Shakespearean comedies also contain a wide variety of characters. Shakespeare often introduces a character and then discards him, never to be seen again during the play. Shakespeare's female leads are usually described as petite and often assume male disguises. Often, foul weather parallels the emotional state of the characters. The audience is often informed of events before the characters and when a future meeting is to take place it usually doesn't happen immediately. Character names are often clues to their roles and personalities, such as Malvolio from 'Twelfth Night' and Bottom in 'A Midsummer Nights Dream'.

Many themes are repeated throughout Shakespeare's comedies. One theme is the never-ending struggle between the the forces of good and evil. Another theme is that love has profound effects and that people often hide behind false faces.

The comedies themselves can be sub-categorised as tragicomedies, romantic comedies, comedies of justice and simple entertaining comedies with good wholesome fun.

'A Midsummer Night's Dream' was written in 1596. It has become one of Shakespeare's most fond comedies. It makes fun of everything from love at first sight to realistic staging. The play refers to "fair vestal throned by the west" which was once thought to have been a polite acknowledgement of the Queen's presence in the audience. The play was first printed in a quarto edition in 1600.

'Much Ado About Nothing' is a romantic comedy about a love relationship. It has a basic plot that's more orthodox than those of most of Shakespeare's plays. It's about two strong personalities who see each other as combatants rather than partners. The play exploits games of verbal punning and backchat between two reluctant lovers. 'Much Ado About Nothing' first appeared in a quarto 1599.

'Twelfth Night' is the most intricate of Shakespeare's great middle-period comedies. Written in 1601 it plays the familiar games of the time with boys playing girls who dress as boy pages. It is also filled with confusions of identity and memorable verbal put-downs. The play was not printed until the First Folio of 1623.

'The Winter's Tale' is a late tragicomedy written between 1609 -1610. It ranges through sixteen years in time, marked by the choric figure of Time himself and through a fantastic geographical range from Sicily to Bohemia. Shakespeare took this story, which shows the healing and restorative power of love, from an old romance. The play was printed originally in the First Folio of 1623.
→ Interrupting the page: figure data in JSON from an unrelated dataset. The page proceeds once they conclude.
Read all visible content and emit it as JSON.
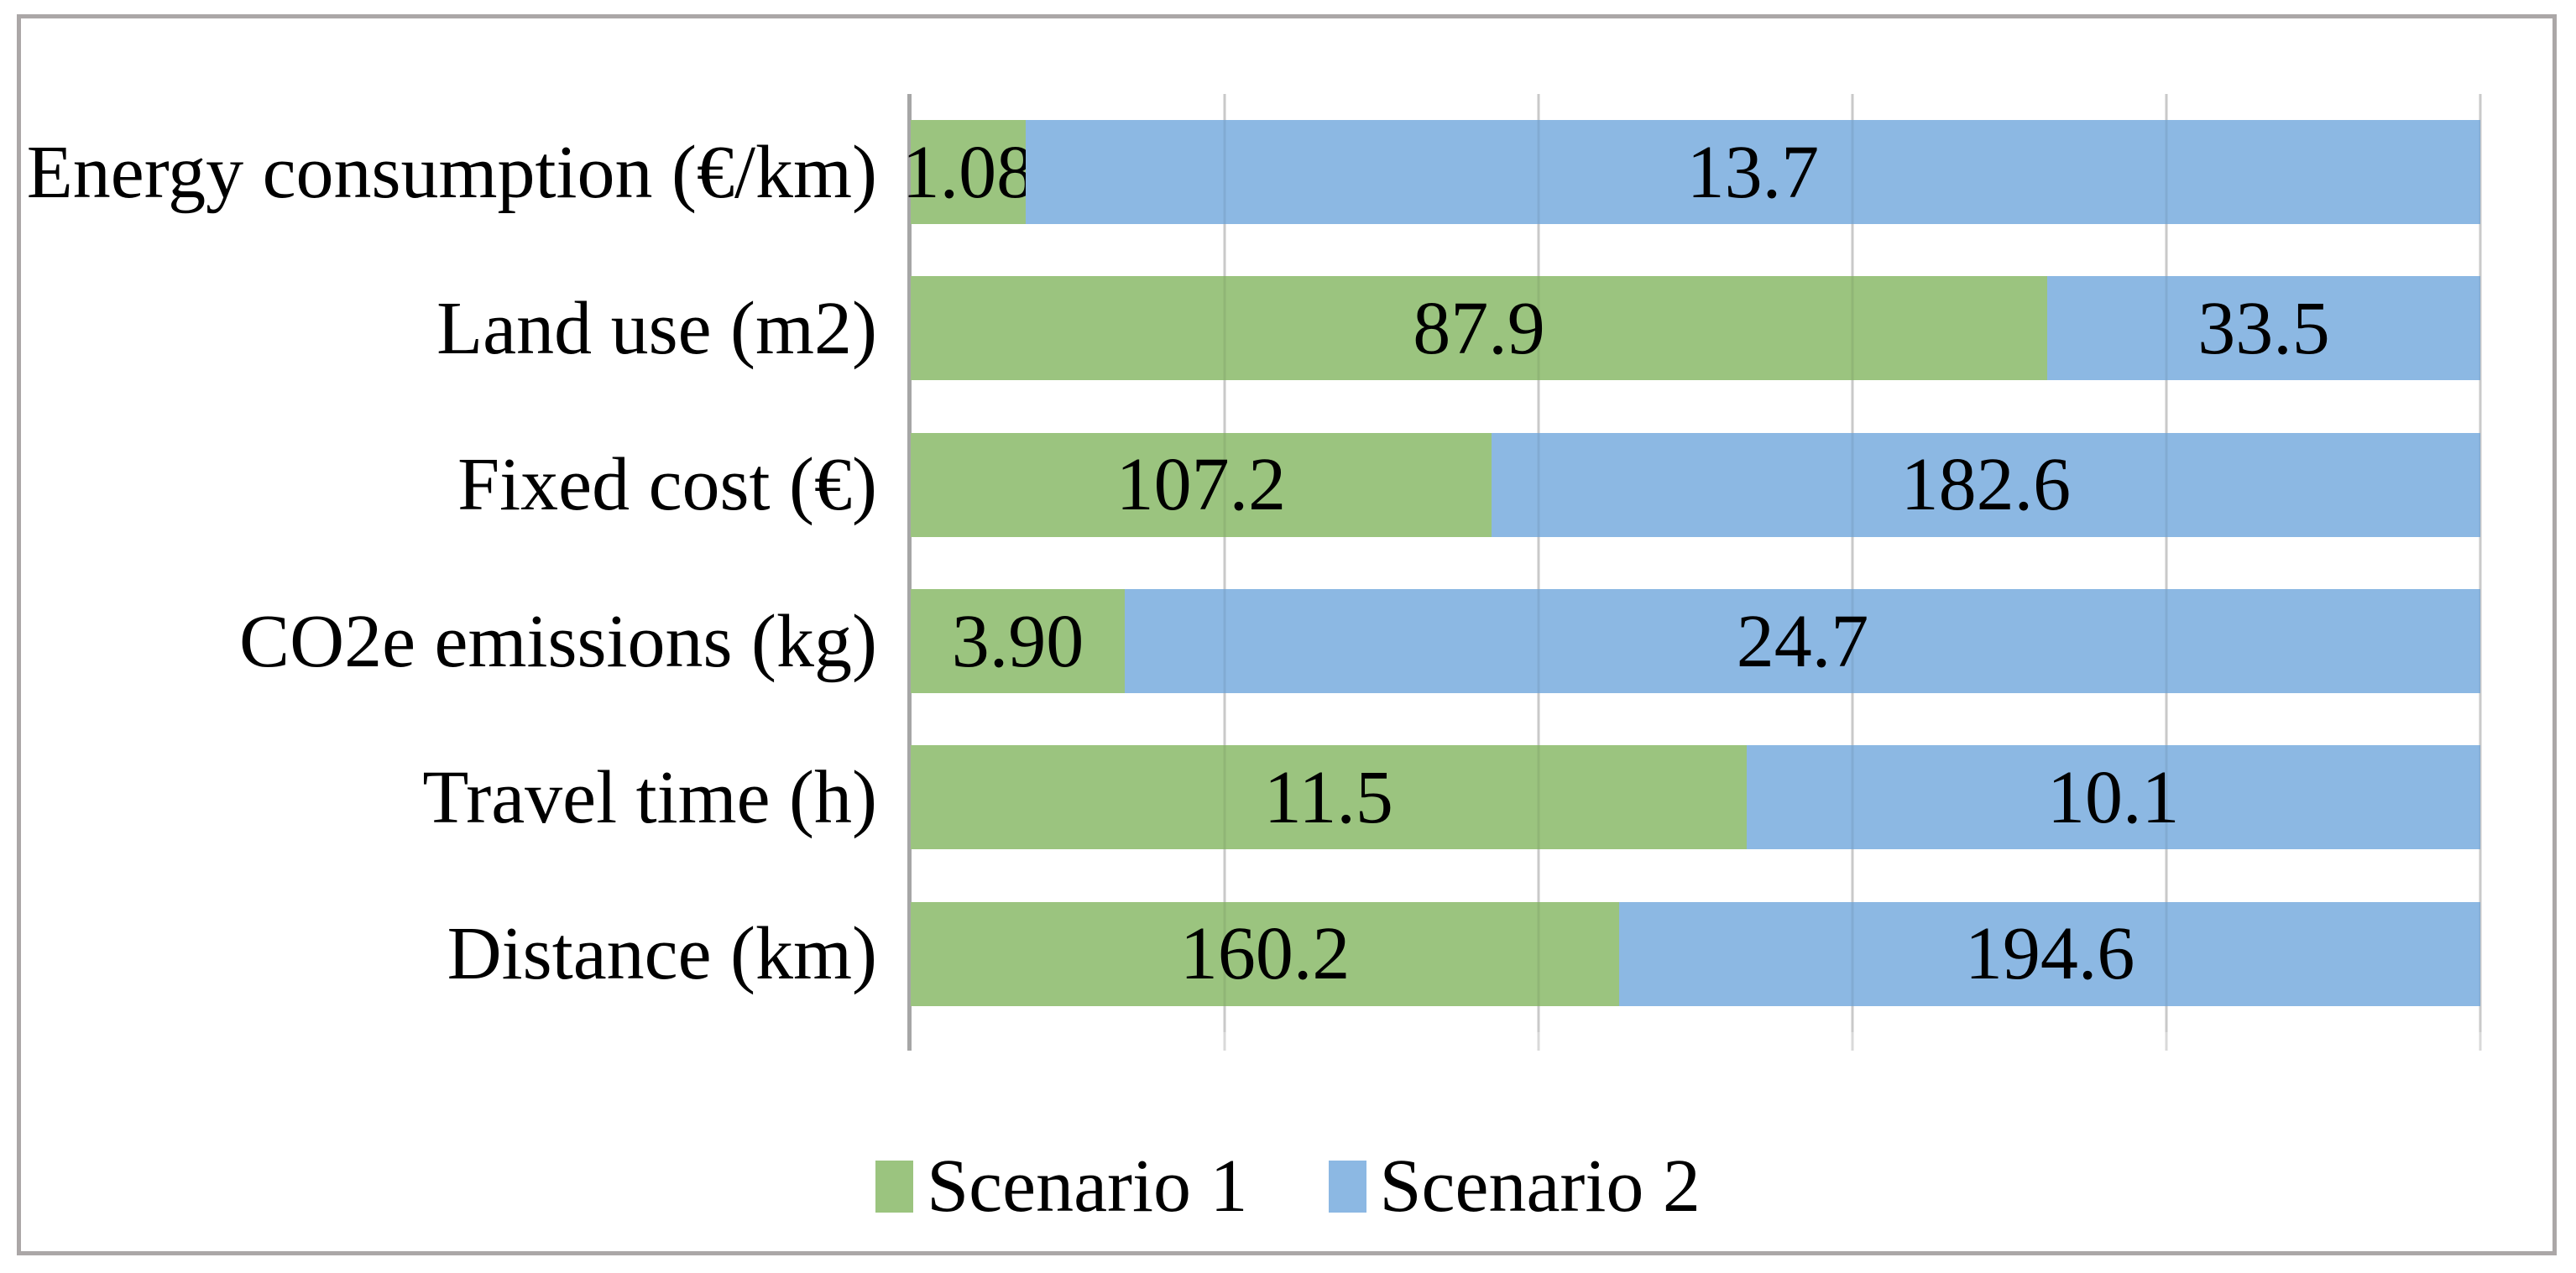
{
  "chart_data": {
    "type": "bar",
    "subtype": "100%-stacked",
    "orientation": "horizontal",
    "title": "",
    "xlabel": "",
    "ylabel": "",
    "axis_range_percent": [
      0,
      100
    ],
    "gridline_interval_percent": 20,
    "grid": "on",
    "legend_position": "bottom-center",
    "categories": [
      "Energy consumption (€/km)",
      "Land use (m2)",
      "Fixed cost (€)",
      "CO2e emissions (kg)",
      "Travel time (h)",
      "Distance (km)"
    ],
    "series": [
      {
        "name": "Scenario 1",
        "color": "#9bc47f",
        "values": [
          1.08,
          87.9,
          107.2,
          3.9,
          11.5,
          160.2
        ],
        "value_labels": [
          "1.08",
          "87.9",
          "107.2",
          "3.90",
          "11.5",
          "160.2"
        ]
      },
      {
        "name": "Scenario 2",
        "color": "#8cb8e3",
        "values": [
          13.7,
          33.5,
          182.6,
          24.7,
          10.1,
          194.6
        ],
        "value_labels": [
          "13.7",
          "33.5",
          "182.6",
          "24.7",
          "10.1",
          "194.6"
        ]
      }
    ],
    "colors": {
      "gridline": "#d9d9d9",
      "axis_line": "#a6a6a6",
      "figure_border": "#aba7a7",
      "label_text": "#000000"
    }
  }
}
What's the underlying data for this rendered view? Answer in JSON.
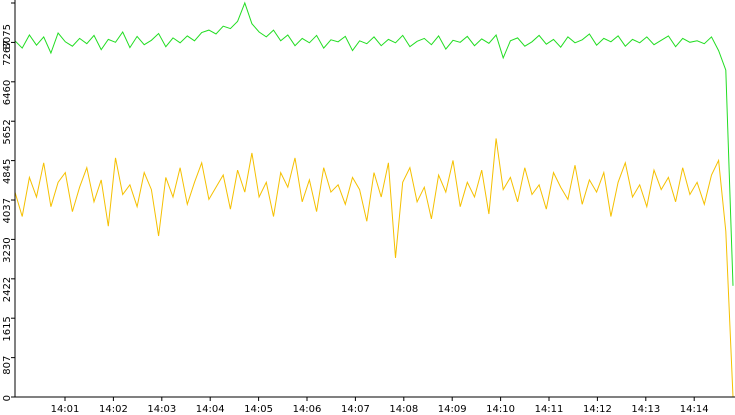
{
  "chart_data": {
    "type": "line",
    "ylim": [
      0,
      8075
    ],
    "yticks": [
      0,
      807,
      1615,
      2422,
      3230,
      4037,
      4845,
      5652,
      6460,
      7267,
      8075
    ],
    "xticks": [
      "14:01",
      "14:02",
      "14:03",
      "14:04",
      "14:05",
      "14:06",
      "14:07",
      "14:08",
      "14:09",
      "14:10",
      "14:11",
      "14:12",
      "14:13",
      "14:14"
    ],
    "series": [
      {
        "color": "#22dd22",
        "values": [
          7300,
          7150,
          7420,
          7210,
          7380,
          7050,
          7460,
          7280,
          7190,
          7350,
          7240,
          7410,
          7120,
          7330,
          7270,
          7480,
          7160,
          7390,
          7220,
          7310,
          7450,
          7180,
          7360,
          7260,
          7400,
          7300,
          7470,
          7520,
          7440,
          7600,
          7550,
          7700,
          8075,
          7650,
          7480,
          7380,
          7520,
          7300,
          7420,
          7200,
          7350,
          7260,
          7410,
          7150,
          7320,
          7280,
          7390,
          7100,
          7300,
          7240,
          7380,
          7200,
          7330,
          7260,
          7410,
          7180,
          7290,
          7350,
          7220,
          7400,
          7130,
          7310,
          7270,
          7390,
          7200,
          7340,
          7250,
          7420,
          6950,
          7300,
          7360,
          7190,
          7280,
          7410,
          7230,
          7330,
          7170,
          7380,
          7260,
          7320,
          7440,
          7210,
          7350,
          7280,
          7400,
          7190,
          7330,
          7260,
          7380,
          7220,
          7310,
          7400,
          7180,
          7350,
          7270,
          7300,
          7240,
          7380,
          7100,
          6700,
          2280
        ]
      },
      {
        "color": "#f5c000",
        "values": [
          4200,
          3700,
          4500,
          4100,
          4800,
          3900,
          4400,
          4600,
          3800,
          4300,
          4700,
          4000,
          4450,
          3500,
          4900,
          4150,
          4350,
          3900,
          4600,
          4250,
          3300,
          4500,
          4100,
          4700,
          3950,
          4400,
          4800,
          4050,
          4300,
          4550,
          3850,
          4650,
          4200,
          5000,
          4100,
          4400,
          3700,
          4600,
          4300,
          4900,
          4000,
          4450,
          3800,
          4700,
          4200,
          4350,
          3950,
          4500,
          4250,
          3600,
          4600,
          4100,
          4800,
          2850,
          4400,
          4700,
          4000,
          4300,
          3650,
          4550,
          4200,
          4850,
          3900,
          4400,
          4100,
          4650,
          3750,
          5300,
          4250,
          4500,
          4000,
          4700,
          4150,
          4350,
          3850,
          4600,
          4300,
          4050,
          4750,
          3950,
          4450,
          4200,
          4600,
          3700,
          4400,
          4800,
          4100,
          4350,
          3900,
          4650,
          4250,
          4500,
          4000,
          4700,
          4150,
          4400,
          3950,
          4550,
          4850,
          3400,
          0
        ]
      }
    ]
  }
}
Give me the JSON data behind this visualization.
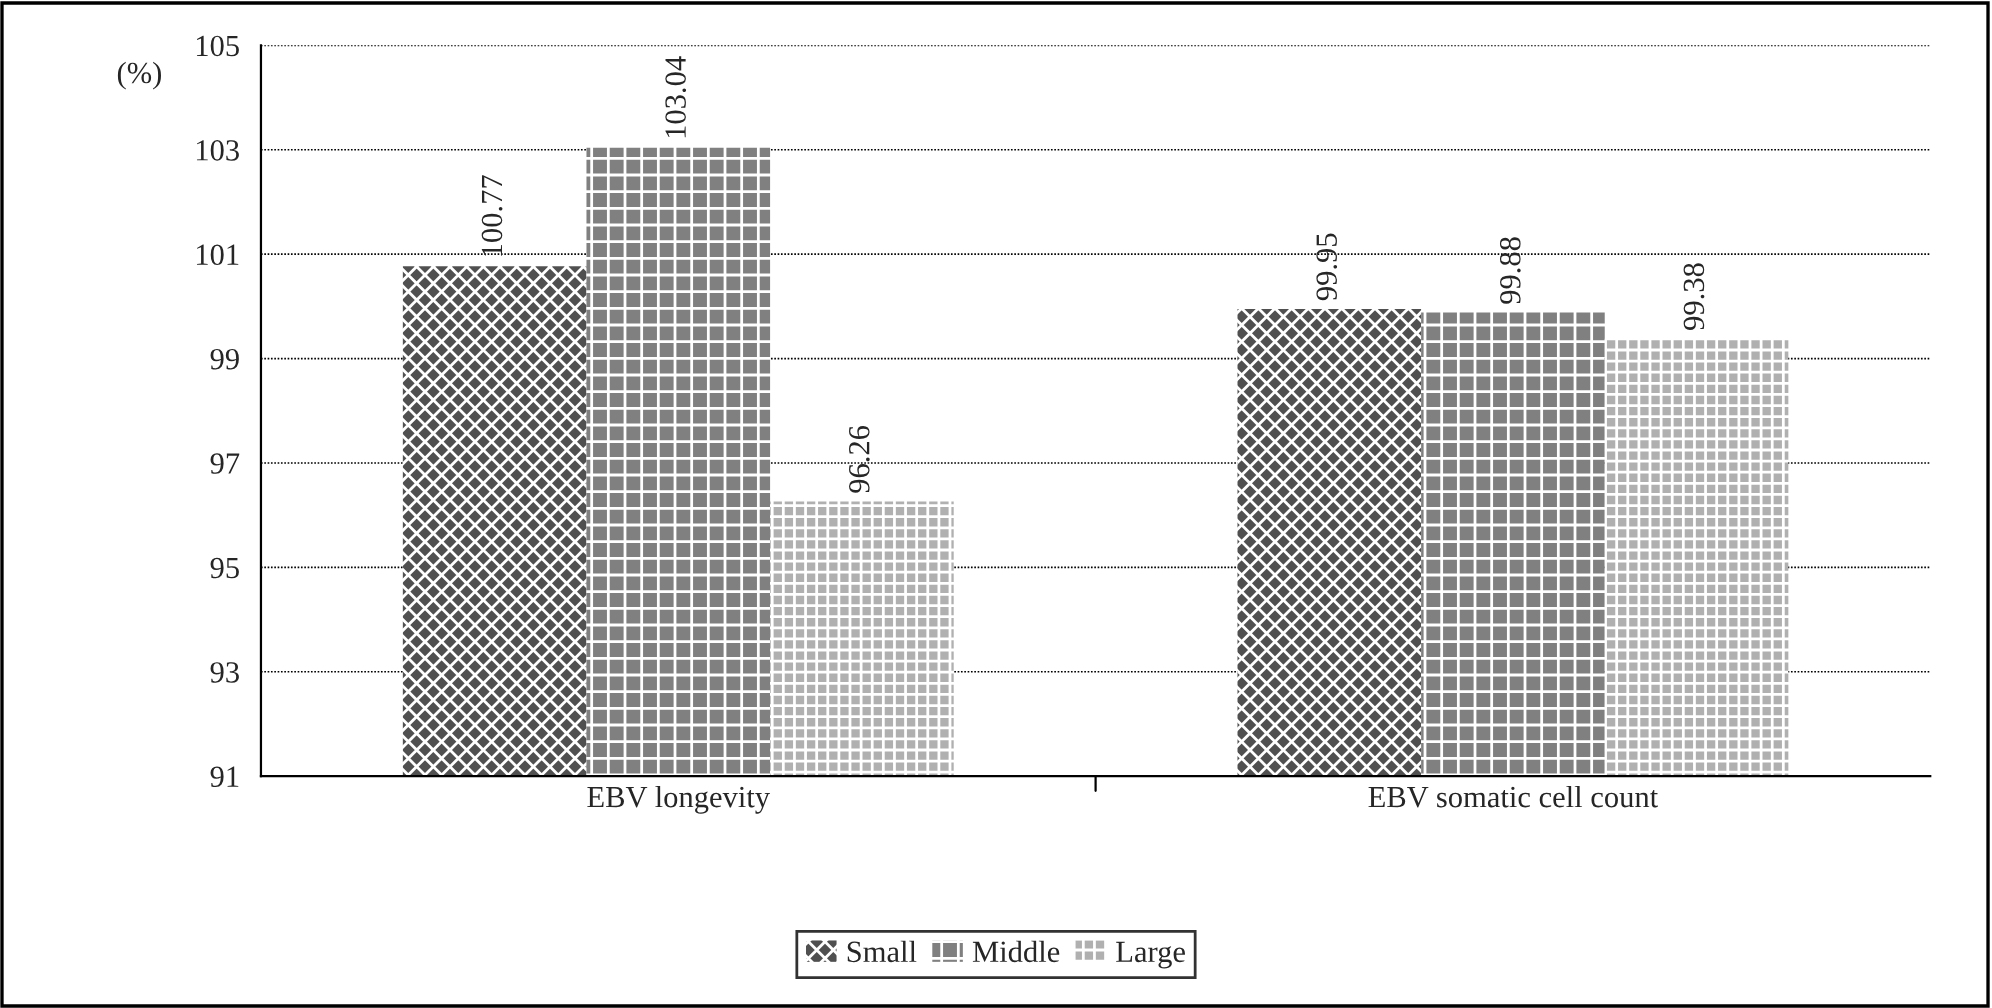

'The Merry Wives of Windsor', written some time between 1597 and 1599, is the only comedy that Shakespeare set in his own time and country. For all the London scenes with Falstaff in the history plays, Shakespeare usually chose to set his comedies abroad. The use of local settings was still very new in the plays of this time. The play is an exciting piece of work, full of eccentric characters and slapstick comedy. The play first appeared in a memorial version in 1602 written down largely from memory. A better text appeared in the First Folio.